彼によると世界は

ブログ「いらけれ」

このブログをお読みいただければお分かりのように、ここ数日書きたいことがない。書きたいことがないときにはどうするか?「書きたいことがない」と書くのである。これがブログを続けるコツである。しかし、この3日くらい「書きたいことがない」とすら書けなかった。それまでのように、私はブログが書けませんという文章すら書けなかった。それがなぜなのか分かっていなかった。今はおそらく、大きな災害が日本で起きていたことが、その原因の一つだったのだろうと思っている。
七月のある日、折り畳み傘で事足りるような雨に降られたとき、あの映像の大雨や、川の氾濫や、土砂崩れが、たくさんの人が亡くなったということが、本当に分からなくなってしまった。同じように雨と呼ばれるものだからこそ、実感が湧かなかったし、言葉につまった。何だかとても、嫌になってしまった。少しずつの支援しかできないことが辛い。それはでも、一個人にはしょうがないことだと、納得がいかない。納得できなくても、人生は続いていく。そのことも、今やはっきりと嫌だ。
私たちは、地震が神の怒りではなく、プレートのずれなどによって起こることを知っているし、火山の噴火や、大雨が降るメカニズムも知っている。科学によって解剖された世界が、むき出しの不条理に対して言うのは、「こうだからこうである」という説明であって、それは信じられないほどに虚しい。
自然科学では救えないものがあるし、その救えなさをなんとかしようとして、価値の体系を作ってきたのが人間だというのならば、私たちはまた、その体系が生き生きと共有されていた時代を取り戻す必要があるのだろうし、それを心から信じ直す必要があるのだろう。
って、こんなこと書いても、私の気分は沈んだままで、そのことも今、はっきりと嫌だけど、私は勝手に、少し気が楽になってしまっている。これを書いたことによって。

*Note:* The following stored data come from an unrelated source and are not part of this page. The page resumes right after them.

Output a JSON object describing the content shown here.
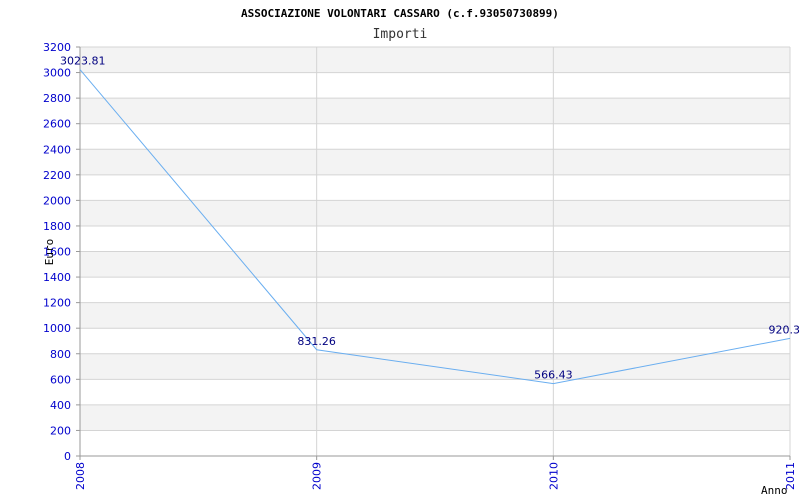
{
  "chart_data": {
    "type": "line",
    "title": "ASSOCIAZIONE VOLONTARI CASSARO (c.f.93050730899)",
    "subtitle": "Importi",
    "xlabel": "Anno",
    "ylabel": "Euro",
    "categories": [
      "2008",
      "2009",
      "2010",
      "2011"
    ],
    "series": [
      {
        "values": [
          3023.81,
          831.26,
          566.43,
          920.3
        ],
        "labels": [
          "3023.81",
          "831.26",
          "566.43",
          "920.3"
        ]
      }
    ],
    "ylim": [
      0,
      3200
    ],
    "yticks": [
      "0",
      "200",
      "400",
      "600",
      "800",
      "1000",
      "1200",
      "1400",
      "1600",
      "1800",
      "2000",
      "2200",
      "2400",
      "2600",
      "2800",
      "3000",
      "3200"
    ],
    "grid": true,
    "legend": "none",
    "colors": {
      "line": "#6aaef0",
      "band": "#f3f3f3",
      "grid": "#d4d4d4",
      "tick_text": "#0000cc",
      "data_label": "#000080"
    }
  }
}
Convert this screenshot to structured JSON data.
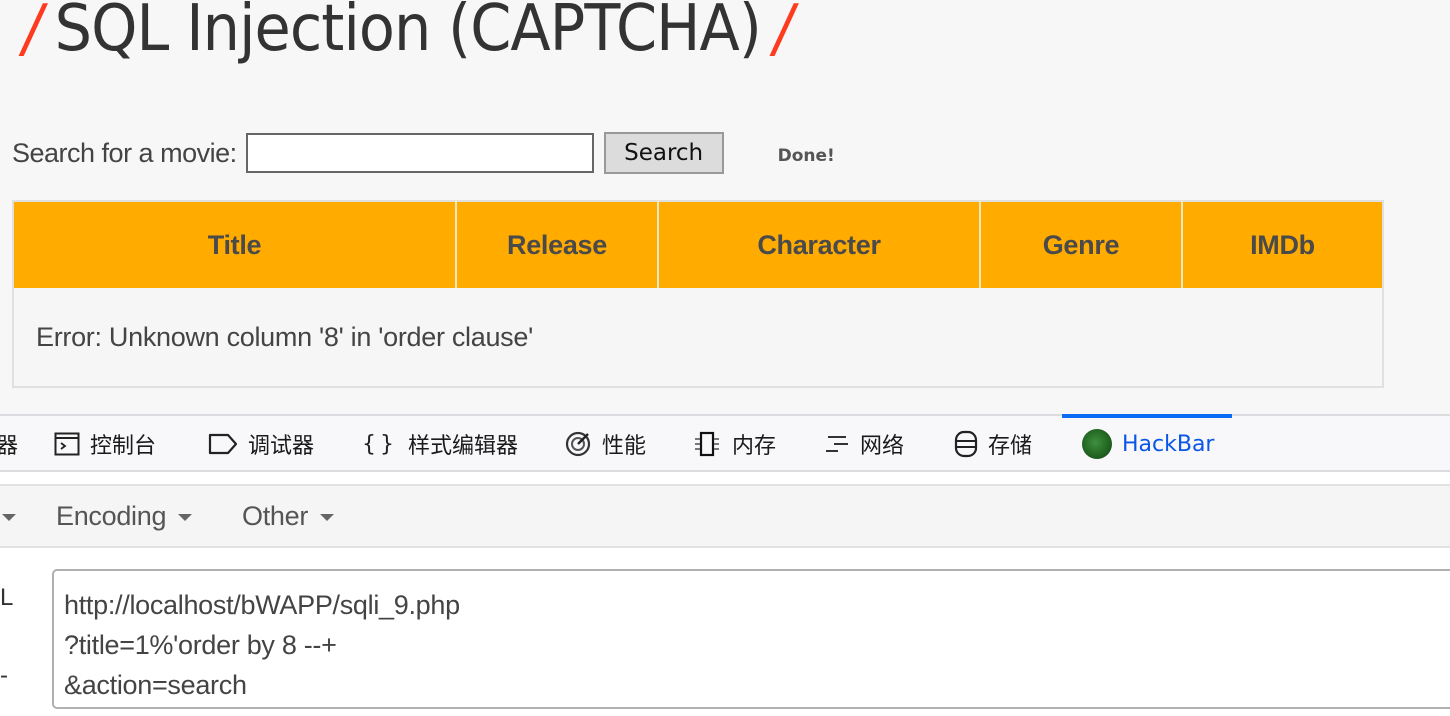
{
  "page": {
    "title": "SQL Injection (CAPTCHA)",
    "title_slash": "/",
    "search_label": "Search for a movie:",
    "search_value": "",
    "search_button": "Search",
    "status_text": "Done!",
    "table": {
      "headers": [
        "Title",
        "Release",
        "Character",
        "Genre",
        "IMDb"
      ],
      "rows": [
        [
          "Error: Unknown column '8' in 'order clause'"
        ]
      ]
    }
  },
  "devtools": {
    "tabs": [
      {
        "label": "器",
        "icon": "inspector-icon-partial"
      },
      {
        "label": "控制台",
        "icon": "console-icon"
      },
      {
        "label": "调试器",
        "icon": "debugger-icon"
      },
      {
        "label": "样式编辑器",
        "icon": "style-editor-icon"
      },
      {
        "label": "性能",
        "icon": "performance-icon"
      },
      {
        "label": "内存",
        "icon": "memory-icon"
      },
      {
        "label": "网络",
        "icon": "network-icon"
      },
      {
        "label": "存储",
        "icon": "storage-icon"
      },
      {
        "label": "HackBar",
        "icon": "hackbar-logo-icon",
        "active": true
      }
    ],
    "accent_color": "#0a6cf5"
  },
  "hackbar": {
    "menu": [
      {
        "label": "Encoding"
      },
      {
        "label": "Other"
      }
    ],
    "side_labels": [
      "L",
      "-"
    ],
    "url_value": "http://localhost/bWAPP/sqli_9.php\n?title=1%'order by 8 --+\n&action=search"
  }
}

未だかつてないほどの無音の中で、男の登る山は土の、その土の上に落ちている腕時計の、秒針が一つ動くところを見た男は、それは5分前に始まった仮説ではなく、毎秒始まりから終わりまでが、その一瞬のうちに起きていることを知った。しかし、膨大な時間が通り過ぎても、知覚できるのは毎秒のことだけだったし、その毎秒の知覚が連続している、一秒ずつ生きているという虚構の方が、男には重要だった。

「コンピューターは哲学者に勝てない――気鋭の38歳教授が考える「科学主義」の隘路」
もちろん、僕はこれを読んで今日のブログを書いた。どれだけ僕が理解できているのかは置いといて、このインタビューは、とても面白く読んだのは確かなのだが。
このガブリエル氏の分かりやすさ、思想の実相の素直さに対して、面食らう部分もあるし、どうしていいか分からないところもあって、とにかく今度の番組(BS1スペシャル「欲望の時代の哲学~マルクス・ガブリエル 日本を行く〜」7月15日10時~)は、見れたら見ようと思う。忘れてしまわなければ。